とあるホテルの大広間、豪華なシャンデリアに彩られた会場には大勢の人が集まっていた。
賑やかな会場の中、名前は薦められたシャンパンを断るとテーブルに置かれた
ウーロン茶を取り口をつけた。
いつもは下ろしている髪を纏め上げ、
結婚式で着る様な膝丈のワンピース姿で漏れるため息はどこか悩ましげに感じる、実際そんな色っぽい物ではなかった。


数日前、ようやく訪れたオフの予定を考えていた名前のケータイに、
友人からのメールが届いた。
都内の有名ホテルで行われる
【お見合いパーティー】に一緒に参加して欲しいとの事だった。
せっかくの休みなのに、そんな気を使う場所へ行くのは…と最初は断りを入れたのだが、
名前の好きなマジックショーもある上、
何より女性は格安で豪華ビュッフェが食べ放題との言葉に釣られ、名前は渋々参加することとなった。

「はぁ〜…食べ放題に釣られて来たけど、何か場違いな気がする」

「あ、いたいた!名前ってば、食べてばっかりいないで色んな人と話しなさいよ!」

「…興味ない」

会場に着いてから、名前を放って色々な男性と会話をしていた友人は品定めを追えたのか会場の隅でひたすらビュッフェを楽しむ名前の元へと来ると頭を抱えた。

「もう、あんたってば本当にマイペースよね。確かに、従兄妹があんなにかっこよかったら他の男なんて目に入らないのかもしれないけど!でも、ずっと彼氏なし何だから、ここでいい人見つけちゃいなさいよ!」

「今は、仕事が忙しいからな…」

「私は、名前の将来が凄く心配だわ……あ!マジックショー始まるみたいよ!せっかくだから近くで見ましょうよ!」

友人は、そう言って名前の手を引きステージの近くへと連れ出した。
一瞬会場が暗くなると、仮面を付けたマジシャンが現れ会場に拍手が響く。
名前は、マジシャンに何か違和感を感じ目が離せないでいた。
マジシャンは、一瞬名前の方を見つめ口端を持ち上げた。

「名前!あの人、さっき名前の方を見て笑ってなかった?」

「さぁ…気のせいじゃないかな?」

ひそひそと話をしていると、突然マジシャンが名前の方を指し声を掛けた。

「そこの素敵なお嬢さん!宜しければ、私のマジックの手伝いをして戴けますか?」

「え…私ですか?」

「良かったじゃん、名前!行っておいで!」

友人に背中を押され、転びそうになりながらステージへ出た名前に、マジシャンはそっと手を差し伸べた。
差し伸べられた手に自身の手を重ねた名前の目の前で、マジシャンが一輪の薔薇を出して見せた。
会場は拍手に包まれ、友人の方を見れば大きく拍手を送っていた。
マジシャンは、一輪の紅色の薔薇に口付けるとそれを名前へと差し出した。

「どうぞ」

「…ありがとうございます」

薔薇を受け取った名前を見つめ、マジシャンは口端を持ち上げた。
マジックが終わりステージを降りた名前に、友人は「お疲れ」とウーロン茶を渡し、背中を叩いた。
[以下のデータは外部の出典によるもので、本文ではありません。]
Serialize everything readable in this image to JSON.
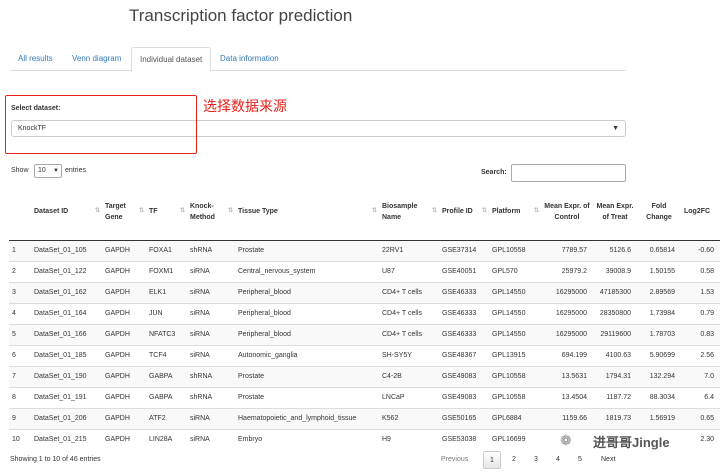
{
  "title": "Transcription factor prediction",
  "tabs": [
    "All results",
    "Venn diagram",
    "Individual dataset",
    "Data information"
  ],
  "active_tab": "Individual dataset",
  "select": {
    "label": "Select dataset:",
    "value": "KnockTF",
    "caret_icon": "caret-down-icon"
  },
  "annotation": "选择数据来源",
  "length": {
    "show": "Show",
    "value": "10",
    "entries": "entries"
  },
  "search": {
    "label": "Search:",
    "value": ""
  },
  "table": {
    "headers": [
      "",
      "Dataset ID",
      "Target Gene",
      "TF",
      "Knock-Method",
      "Tissue Type",
      "Biosample Name",
      "Profile ID",
      "Platform",
      "Mean Expr. of Control",
      "Mean Expr. of Treat",
      "Fold Change",
      "Log2FC"
    ],
    "rows": [
      [
        "1",
        "DataSet_01_105",
        "GAPDH",
        "FOXA1",
        "shRNA",
        "Prostate",
        "22RV1",
        "GSE37314",
        "GPL10558",
        "7789.57",
        "5126.6",
        "0.65814",
        "-0.60"
      ],
      [
        "2",
        "DataSet_01_122",
        "GAPDH",
        "FOXM1",
        "siRNA",
        "Central_nervous_system",
        "U87",
        "GSE40051",
        "GPL570",
        "25979.2",
        "39008.9",
        "1.50155",
        "0.58"
      ],
      [
        "3",
        "DataSet_01_162",
        "GAPDH",
        "ELK1",
        "siRNA",
        "Peripheral_blood",
        "CD4+ T cells",
        "GSE46333",
        "GPL14550",
        "16295000",
        "47185300",
        "2.89569",
        "1.53"
      ],
      [
        "4",
        "DataSet_01_164",
        "GAPDH",
        "JUN",
        "siRNA",
        "Peripheral_blood",
        "CD4+ T cells",
        "GSE46333",
        "GPL14550",
        "16295000",
        "28350800",
        "1.73984",
        "0.79"
      ],
      [
        "5",
        "DataSet_01_166",
        "GAPDH",
        "NFATC3",
        "siRNA",
        "Peripheral_blood",
        "CD4+ T cells",
        "GSE46333",
        "GPL14550",
        "16295000",
        "29119600",
        "1.78703",
        "0.83"
      ],
      [
        "6",
        "DataSet_01_185",
        "GAPDH",
        "TCF4",
        "siRNA",
        "Autonomic_ganglia",
        "SH-SY5Y",
        "GSE48367",
        "GPL13915",
        "694.199",
        "4100.63",
        "5.90699",
        "2.56"
      ],
      [
        "7",
        "DataSet_01_190",
        "GAPDH",
        "GABPA",
        "shRNA",
        "Prostate",
        "C4-2B",
        "GSE49083",
        "GPL10558",
        "13.5631",
        "1794.31",
        "132.294",
        "7.0"
      ],
      [
        "8",
        "DataSet_01_191",
        "GAPDH",
        "GABPA",
        "shRNA",
        "Prostate",
        "LNCaP",
        "GSE49083",
        "GPL10558",
        "13.4504",
        "1187.72",
        "88.3034",
        "6.4"
      ],
      [
        "9",
        "DataSet_01_206",
        "GAPDH",
        "ATF2",
        "siRNA",
        "Haematopoietic_and_lymphoid_tissue",
        "K562",
        "GSE50165",
        "GPL6884",
        "1159.66",
        "1819.73",
        "1.56919",
        "0.65"
      ],
      [
        "10",
        "DataSet_01_215",
        "GAPDH",
        "LIN28A",
        "siRNA",
        "Embryo",
        "H9",
        "GSE53038",
        "GPL16699",
        "",
        "",
        "",
        "2.30"
      ]
    ]
  },
  "info": "Showing 1 to 10 of 46 entries",
  "pagination": {
    "previous": "Previous",
    "pages": [
      "1",
      "2",
      "3",
      "4",
      "5"
    ],
    "current": "1",
    "next": "Next"
  },
  "watermark": {
    "text": "进哥哥Jingle",
    "icon": "wechat-icon"
  }
}
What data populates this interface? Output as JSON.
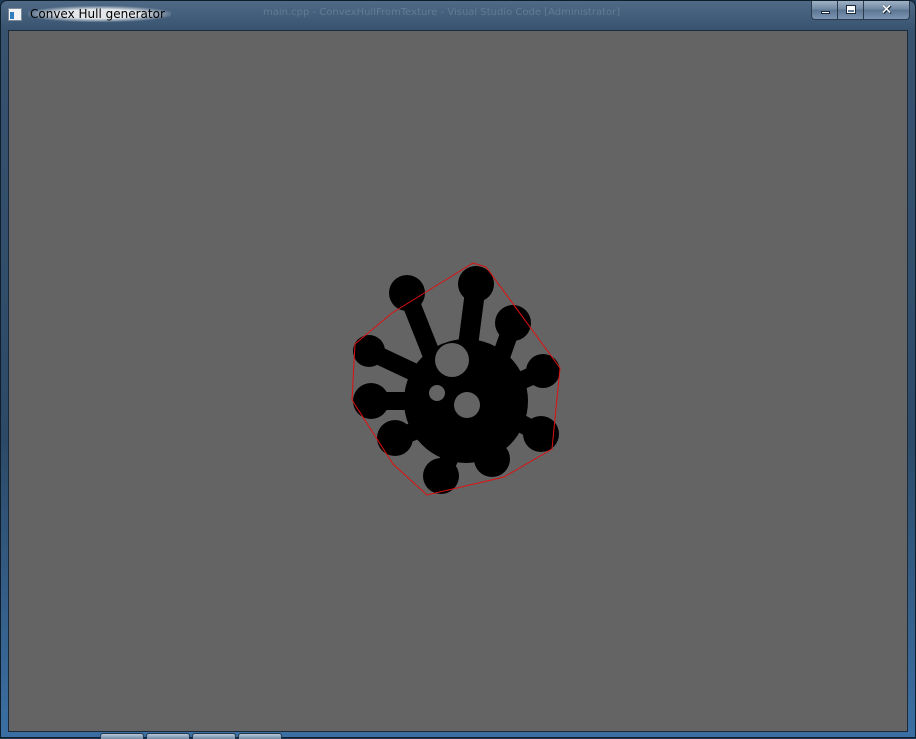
{
  "window": {
    "title": "Convex Hull generator",
    "background_window_title": "main.cpp - ConvexHullFromTexture - Visual Studio Code [Administrator]",
    "app_icon": "window-app-icon",
    "caption_buttons": {
      "minimize_icon": "minimize-icon",
      "maximize_icon": "maximize-icon",
      "close_label": "✕"
    }
  },
  "canvas": {
    "background_color": "#646464",
    "shape_color": "#000000",
    "hull_color": "#e01010",
    "shape_description_icon": "virus-shape-icon"
  },
  "taskbar": {
    "visible_tabs": 4
  }
}
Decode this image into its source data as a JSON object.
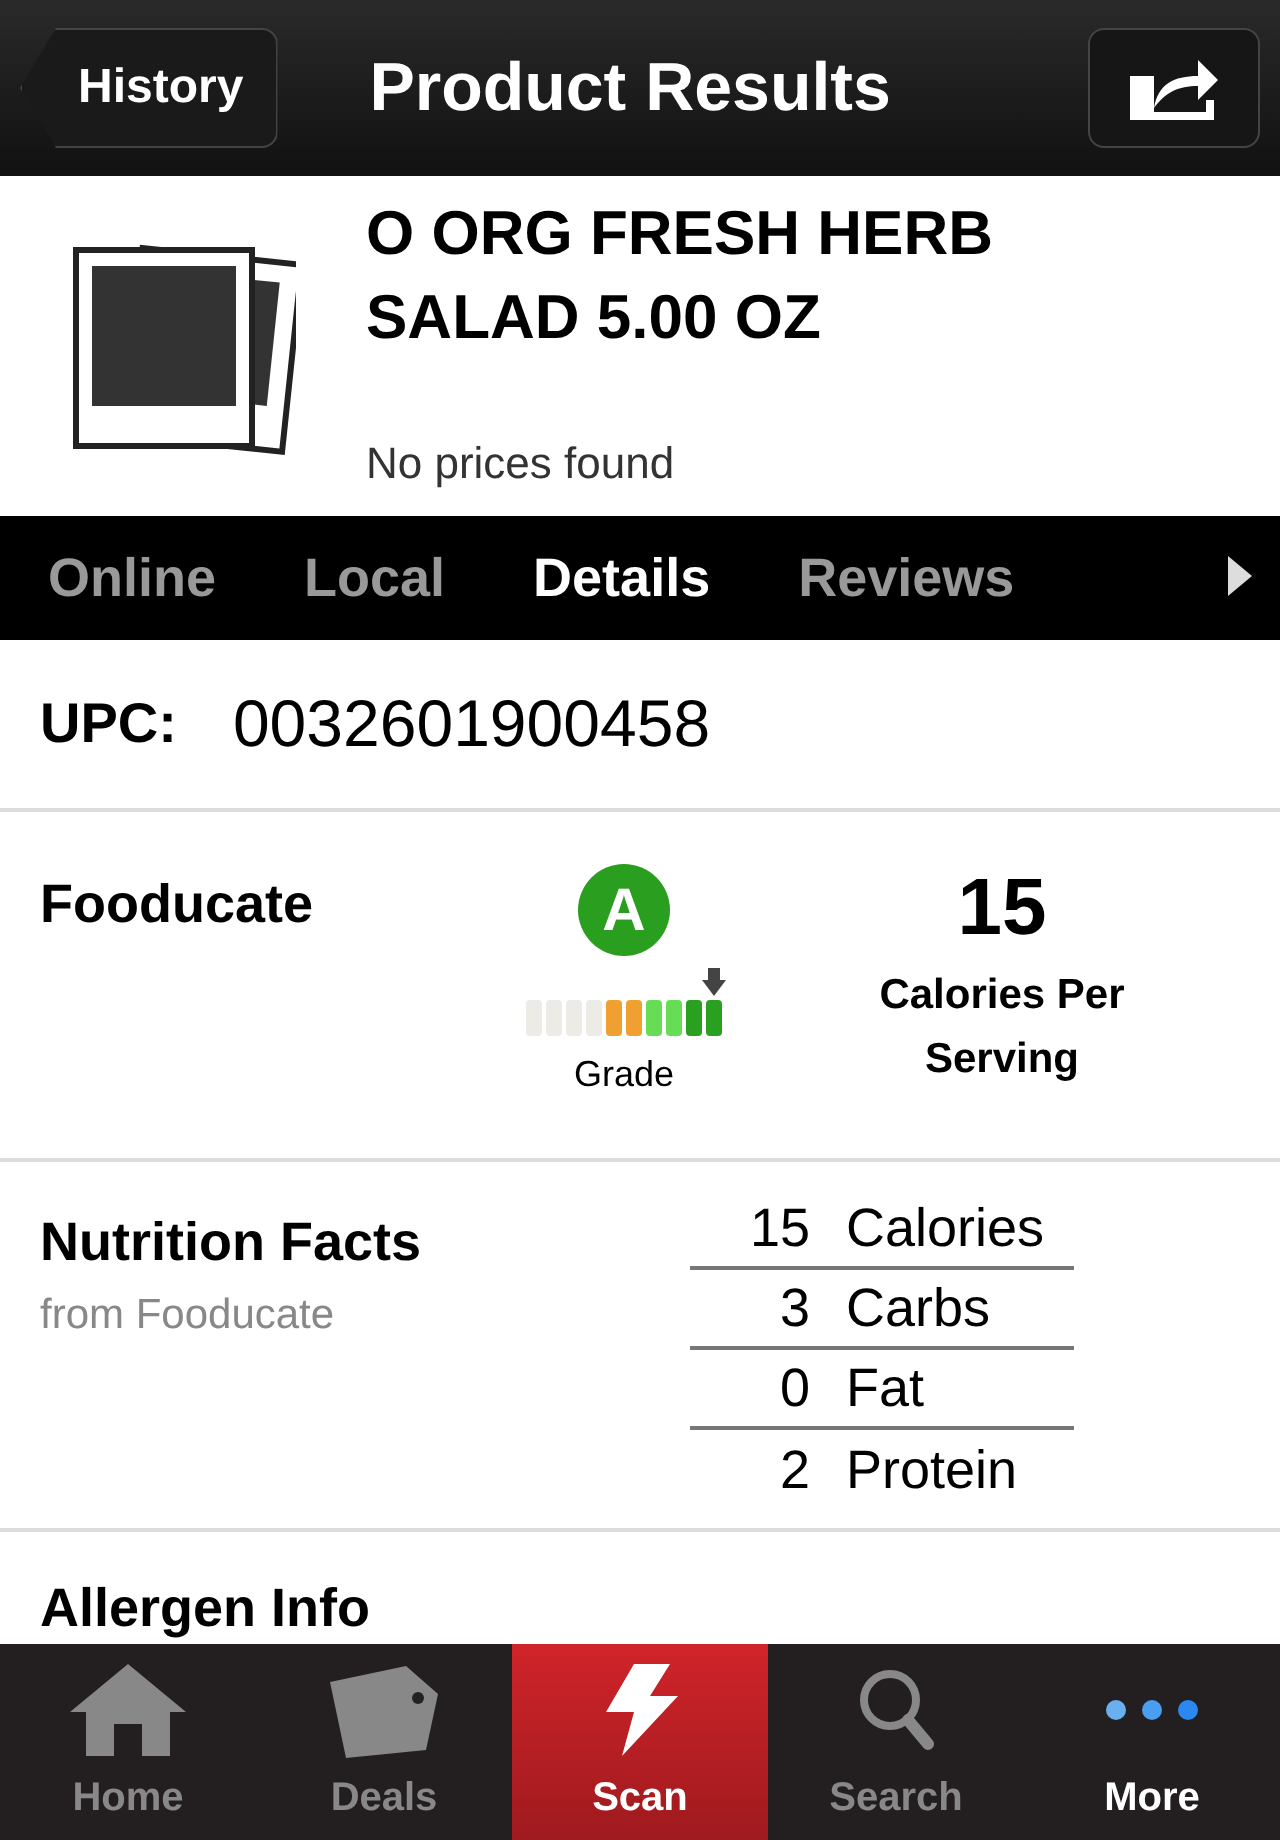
{
  "nav_bar": {
    "back_button": "History",
    "title": "Product Results"
  },
  "product": {
    "name": "O ORG FRESH HERB SALAD 5.00 OZ",
    "price_note": "No prices found"
  },
  "tabs": [
    {
      "label": "Online",
      "selected": false
    },
    {
      "label": "Local",
      "selected": false
    },
    {
      "label": "Details",
      "selected": true
    },
    {
      "label": "Reviews",
      "selected": false
    }
  ],
  "upc": {
    "label": "UPC:",
    "value": "0032601900458"
  },
  "fooducate": {
    "label": "Fooducate",
    "grade_letter": "A",
    "grade_label": "Grade",
    "grade_scale": [
      {
        "color": "#ecebe6",
        "selected": false
      },
      {
        "color": "#ecebe6",
        "selected": false
      },
      {
        "color": "#ecebe6",
        "selected": false
      },
      {
        "color": "#ecebe6",
        "selected": false
      },
      {
        "color": "#f0a030",
        "selected": false
      },
      {
        "color": "#f0a030",
        "selected": false
      },
      {
        "color": "#66dd55",
        "selected": false
      },
      {
        "color": "#66dd55",
        "selected": false
      },
      {
        "color": "#2aa020",
        "selected": false
      },
      {
        "color": "#2aa020",
        "selected": true
      }
    ],
    "calories": "15",
    "calories_label": "Calories Per Serving"
  },
  "nutrition": {
    "title": "Nutrition Facts",
    "source": "from Fooducate",
    "rows": [
      {
        "value": "15",
        "name": "Calories"
      },
      {
        "value": "3",
        "name": "Carbs"
      },
      {
        "value": "0",
        "name": "Fat"
      },
      {
        "value": "2",
        "name": "Protein"
      }
    ]
  },
  "allergen": {
    "title": "Allergen Info"
  },
  "tab_bar": [
    {
      "kind": "home",
      "label": "Home",
      "selected": false
    },
    {
      "kind": "deals",
      "label": "Deals",
      "selected": false
    },
    {
      "kind": "scan",
      "label": "Scan",
      "selected": true
    },
    {
      "kind": "search",
      "label": "Search",
      "selected": false
    },
    {
      "kind": "more",
      "label": "More",
      "selected": false
    }
  ]
}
「お疲れ、名前!良かったね、バラの花まで貰えちゃって。あのマジシャンの人も仮面の下若そうな感じだし、いっそ持ち帰って貰ったら?」

「な、何言ってるの!!私は、そんなつもりは……」

受け取ったウーロン茶を飲みながら話していると、名前の後ろに先程の仮面をつけたスーツ姿のマジシャンが立っていた。
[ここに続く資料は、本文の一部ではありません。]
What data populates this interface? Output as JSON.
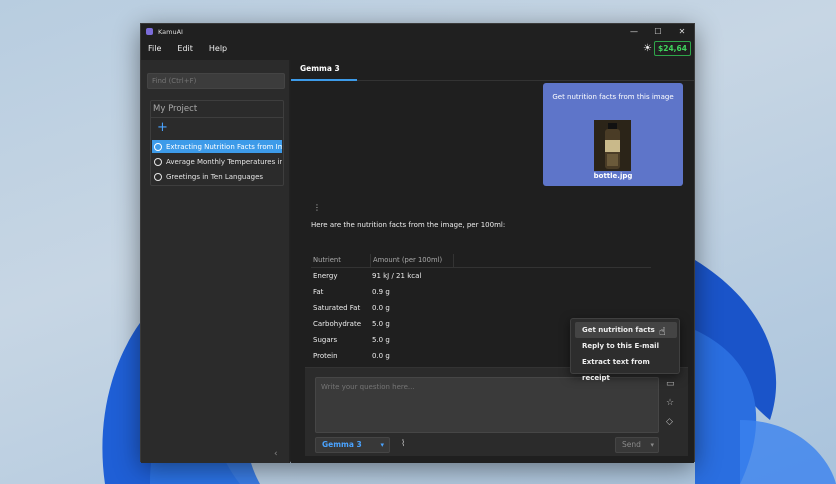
{
  "app": {
    "title": "KamuAI",
    "menu": [
      "File",
      "Edit",
      "Help"
    ],
    "credit": "$24,64",
    "accent_color": "#3d9be9",
    "credit_color": "#3fd35c"
  },
  "window_controls": {
    "minimize": "—",
    "maximize": "☐",
    "close": "✕"
  },
  "sidebar": {
    "search_placeholder": "Find (Ctrl+F)",
    "project_title": "My Project",
    "add_label": "+",
    "chats": [
      {
        "label": "Extracting Nutrition Facts from Im",
        "active": true
      },
      {
        "label": "Average Monthly Temperatures in",
        "active": false
      },
      {
        "label": "Greetings in Ten Languages",
        "active": false
      }
    ],
    "collapse_icon": "chevron-left-icon"
  },
  "tab": {
    "label": "Gemma 3"
  },
  "conversation": {
    "user_message": "Get nutrition facts from this image",
    "attachment_name": "bottle.jpg",
    "ai_intro": "Here are the nutrition facts from the image, per 100ml:",
    "table_headers": [
      "Nutrient",
      "Amount (per 100ml)"
    ],
    "table_rows": [
      [
        "Energy",
        "91 kJ / 21 kcal"
      ],
      [
        "Fat",
        "0.9 g"
      ],
      [
        "Saturated Fat",
        "0.0 g"
      ],
      [
        "Carbohydrate",
        "5.0 g"
      ],
      [
        "Sugars",
        "5.0 g"
      ],
      [
        "Protein",
        "0.0 g"
      ]
    ]
  },
  "prompt_menu": {
    "items": [
      "Get nutrition facts",
      "Reply to this E-mail",
      "Extract text from receipt"
    ],
    "hovered_index": 0
  },
  "composer": {
    "placeholder": "Write your question here...",
    "model": "Gemma 3",
    "send_label": "Send"
  }
}
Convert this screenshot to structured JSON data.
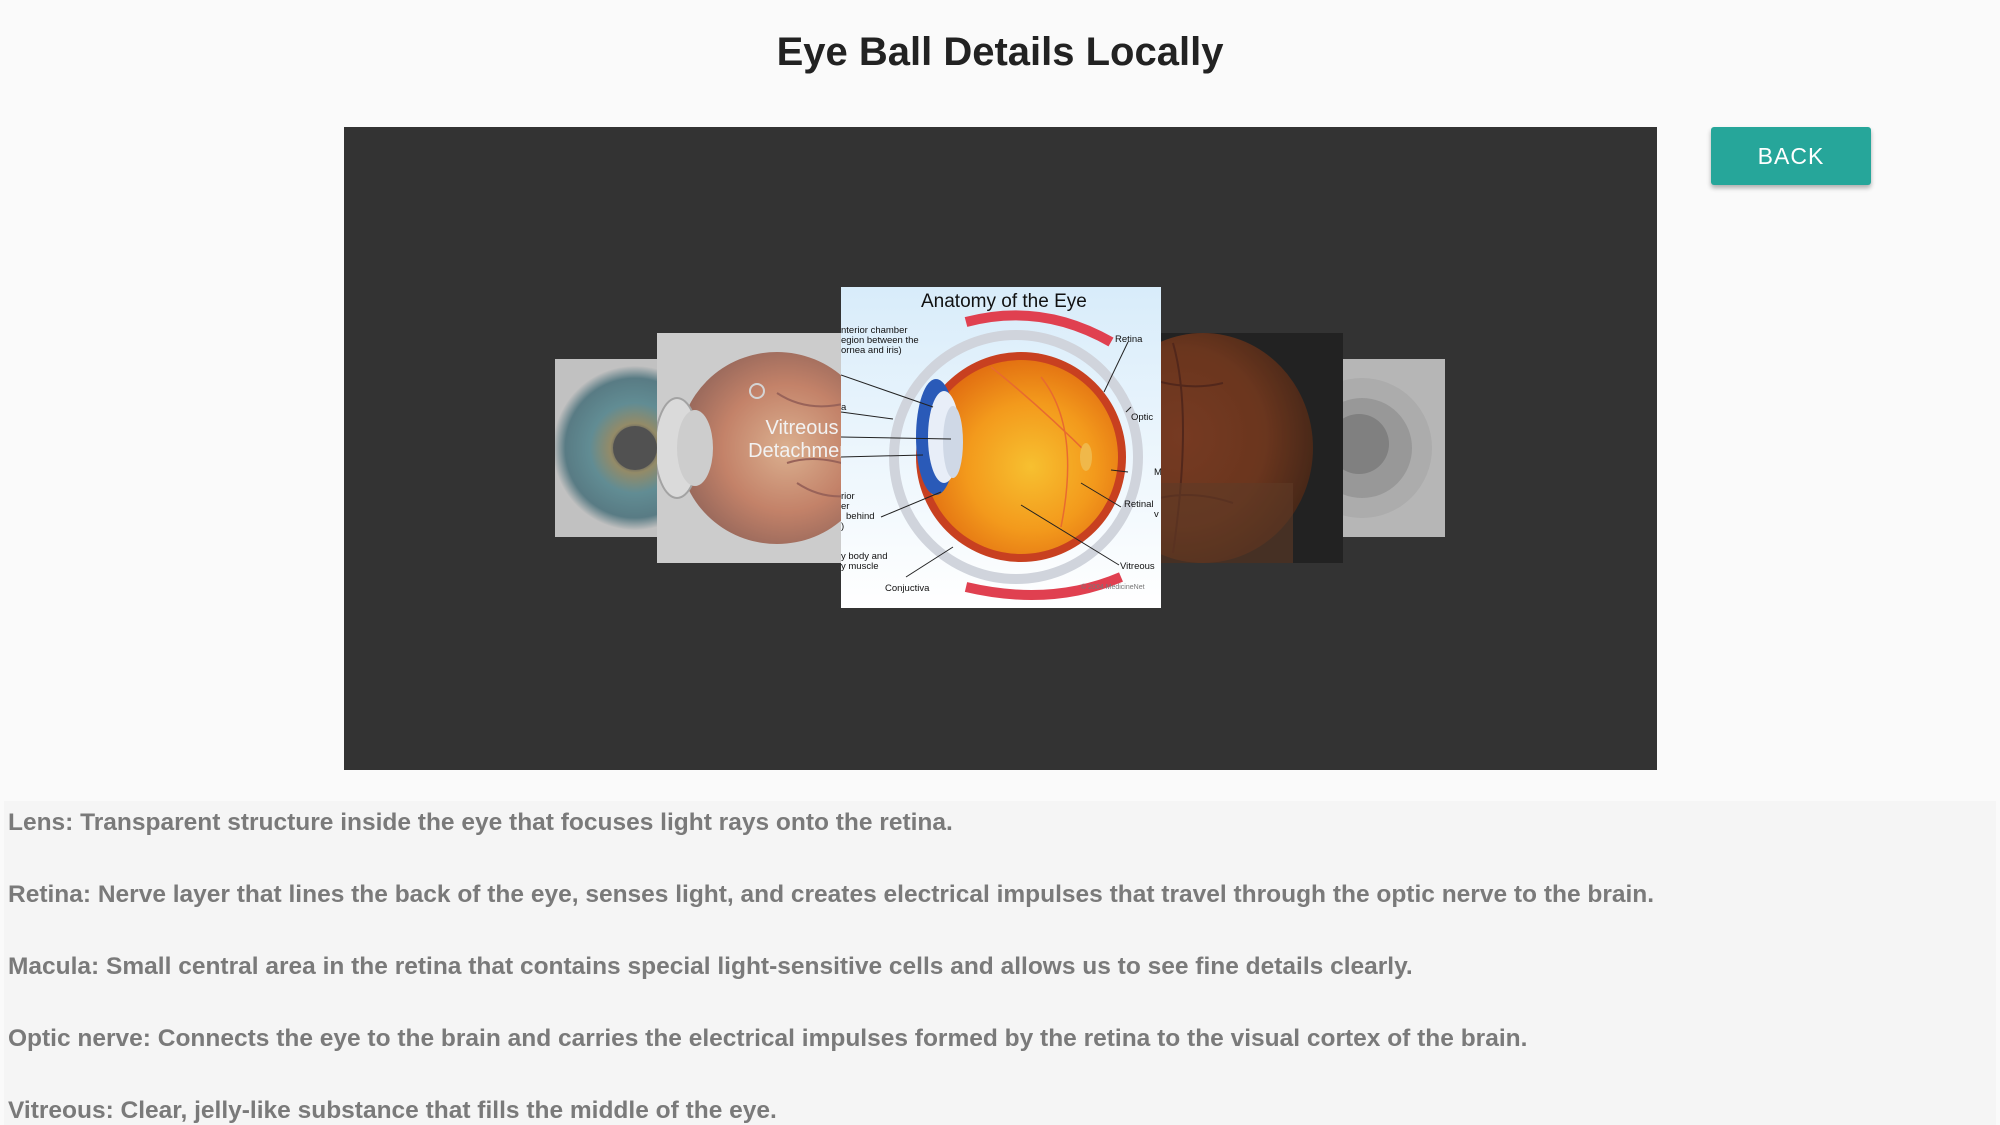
{
  "page": {
    "title": "Eye Ball Details Locally"
  },
  "toolbar": {
    "back_label": "BACK"
  },
  "carousel": {
    "items": [
      {
        "name": "iris-closeup",
        "label": ""
      },
      {
        "name": "vitreous-detachment",
        "label_line1": "Vitreous",
        "label_line2": "Detachment"
      },
      {
        "name": "anatomy-of-the-eye",
        "title": "Anatomy of the Eye",
        "labels": {
          "anterior1": "nterior chamber",
          "anterior2": "egion between the",
          "anterior3": "ornea and iris)",
          "retina": "Retina",
          "optic": "Optic",
          "m": "M",
          "retinal": "Retinal",
          "v": "v",
          "behind1": "rior",
          "behind2": "er",
          "behind3": "behind",
          "behind4": ")",
          "ciliary1": "y body and",
          "ciliary2": "y muscle",
          "vitreous": "Vitreous",
          "conjuctiva": "Conjuctiva",
          "a": "a",
          "copyright": "© 2004 MedicineNet"
        }
      },
      {
        "name": "retina-fundus",
        "label": ""
      },
      {
        "name": "grey-eye",
        "label": ""
      }
    ]
  },
  "descriptions": [
    "Lens: Transparent structure inside the eye that focuses light rays onto the retina.",
    "Retina: Nerve layer that lines the back of the eye, senses light, and creates electrical impulses that travel through the optic nerve to the brain.",
    "Macula: Small central area in the retina that contains special light-sensitive cells and allows us to see fine details clearly.",
    "Optic nerve: Connects the eye to the brain and carries the electrical impulses formed by the retina to the visual cortex of the brain.",
    "Vitreous: Clear, jelly-like substance that fills the middle of the eye."
  ],
  "colors": {
    "accent": "#26a69a",
    "viewer_bg": "#333333",
    "desc_text": "#7a7a7a"
  }
}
「美しい女性の話題に出して戴けるとは、私も幸せ者だ…」

「あ、さっきの!この子がお世話になりました」

「いえ、こちらこそ。お目に掛かれて光栄ですよ」

マジシャンは名前の手を取り引き寄せると、指先に唇を触れさせじっと見つめた。
仮面で隠れてはいるものの、自分を見つめるその瞳に、どこか覚えがある様な、そんな違和感を口にしようとした時、友人が名前の背中を押した。
背中を押された名前は、バランスを崩しマジシャンの腕の中へ飛び込む形になる。

「え…!す、すみません!」

「いえ。お怪我はありませんか?」

「大丈夫です。すみません……」

文句を言おうと、振り向けばそこに友人の姿はなく遠くの方で見知らぬ男性と腕を組みこちらに手を振っていた。
やられた…そう名前が心の中で呟いた時、腰に腕が回され耳元に声が届いた。

「抜け出してしまいませんか?…二人きりで」

「えっと…」

困惑する名前に痺れを切らしたように、マジシャンは名前の手首を掴み会場を走り抜けた。